Des bio-ingénieurs du Massachusetts Institute of Technology ont développé un système composé de deux composants,

ce qui aide à arrêter la forte internesaignement. La technologie, qui n'a jusqu'à présent été testée que sur un modèle animal, contribuera à l'avenir à sauver la vie des patients après des blessures et des accidents graves : ils pourront éviter une perte de sang critique sur le chemin de l'hôpital.

En cas de dommages internes,les plaquettes sont attirées vers ce site et initient une cascade de coagulation sanguine. Le résultat est un bouchon collant de plaquettes et de protéines de coagulation, y compris le fibrinogène. Mais si les patients perdent beaucoup de sang, comme dans un grave accident de voiture, ils n'ont pas assez de plaquettes ou de fibrinogène pour former des caillots.
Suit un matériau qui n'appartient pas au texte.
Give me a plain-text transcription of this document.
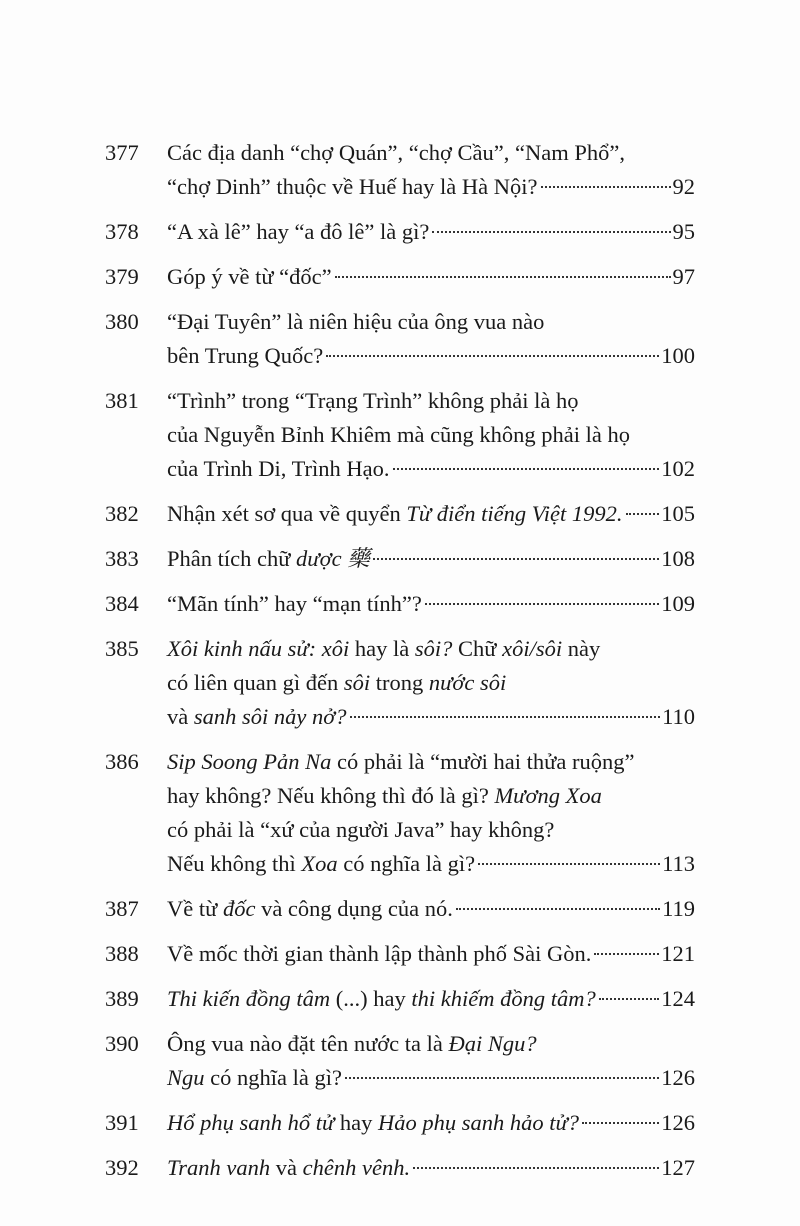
377	Các địa danh “chợ Quán”, “chợ Cầu”, “Nam Phổ”,
“chợ Dinh” thuộc về Huế hay là Hà Nội?	92
378	“A xà lê” hay “a đô lê” là gì?	95
379	Góp ý về từ “đốc”	97
380	“Đại Tuyên” là niên hiệu của ông vua nào
bên Trung Quốc?	100
381	“Trình” trong “Trạng Trình” không phải là họ
của Nguyễn Bỉnh Khiêm mà cũng không phải là họ
của Trình Di, Trình Hạo.	102
382	Nhận xét sơ qua về quyển Từ điển tiếng Việt 1992. 105
383	Phân tích chữ dược 藥	108
384	“Mãn tính” hay “mạn tính”?	109
385	Xôi kinh nấu sử: xôi hay là sôi? Chữ xôi/sôi này
có liên quan gì đến sôi trong nước sôi
và sanh sôi nảy nở?	110
386	Sip Soong Pản Na có phải là “mười hai thửa ruộng”
hay không? Nếu không thì đó là gì? Mương Xoa
có phải là “xứ của người Java” hay không?
Nếu không thì Xoa có nghĩa là gì?	113
387	Về từ đốc và công dụng của nó.	119
388	Về mốc thời gian thành lập thành phố Sài Gòn.	121
389	Thi kiến đồng tâm (...) hay thi khiếm đồng tâm?	124
390	Ông vua nào đặt tên nước ta là Đại Ngu?
Ngu có nghĩa là gì?	126
391	Hổ phụ sanh hổ tử hay Hảo phụ sanh hảo tử?	126
392	Tranh vanh và chênh vênh.	127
Les chercheurs ont créé un système qui remplace les deux composants clés de la coagulation sanguine, les plaquettes et le fibrinogène, par des corps artificiels.

Les scientifiques ont utilisé précédemment développénanoparticules polymères biocompatibles pouvant se lier aux plaquettes activées. De telles particules d'une taille de 140 à 220 nm s'accumulent dans la zone endommagée, mais "ignorent" les organes sains - par exemple, les poumons, où la formation de caillots sanguins peut être dangereuse.

Des nanoparticules qui se lient aux plaquettes(à gauche), et un système complété par des "agents de réticulation" (à droite). Dans le second cas, des caillots sanguins plus stables se forment. Image : Celestine Hong et al., Advanced Healthcare Materials

En tant que deuxième élément du système, les ingénieursdéveloppé des particules qu'ils ont appelées agents de réticulation. Ils sont faits de polyéthylène glycol, sont capables de trouver des nanoparticules cibles dans la zone de la plaie à l'aide de marqueurs spéciaux et forment des amas qui imitent les caillots sanguins.

Les chercheurs ont testé leur système surmodèle de souris. Des expériences ont montré que le système à deux composants était plus efficace que les méthodes existantes pour arrêter les hémorragies internes chez les animaux et ne provoquait pas de réaction allergique significative. Dans le même temps, contrairement aux caillots sanguins naturels, les formations artificielles se sont révélées plus stables: elles ne sont pas détruites par l'introduction de solution saline, utilisée dans les établissements médicaux pour maintenir la pression artérielle lors d'importantes pertes de sang.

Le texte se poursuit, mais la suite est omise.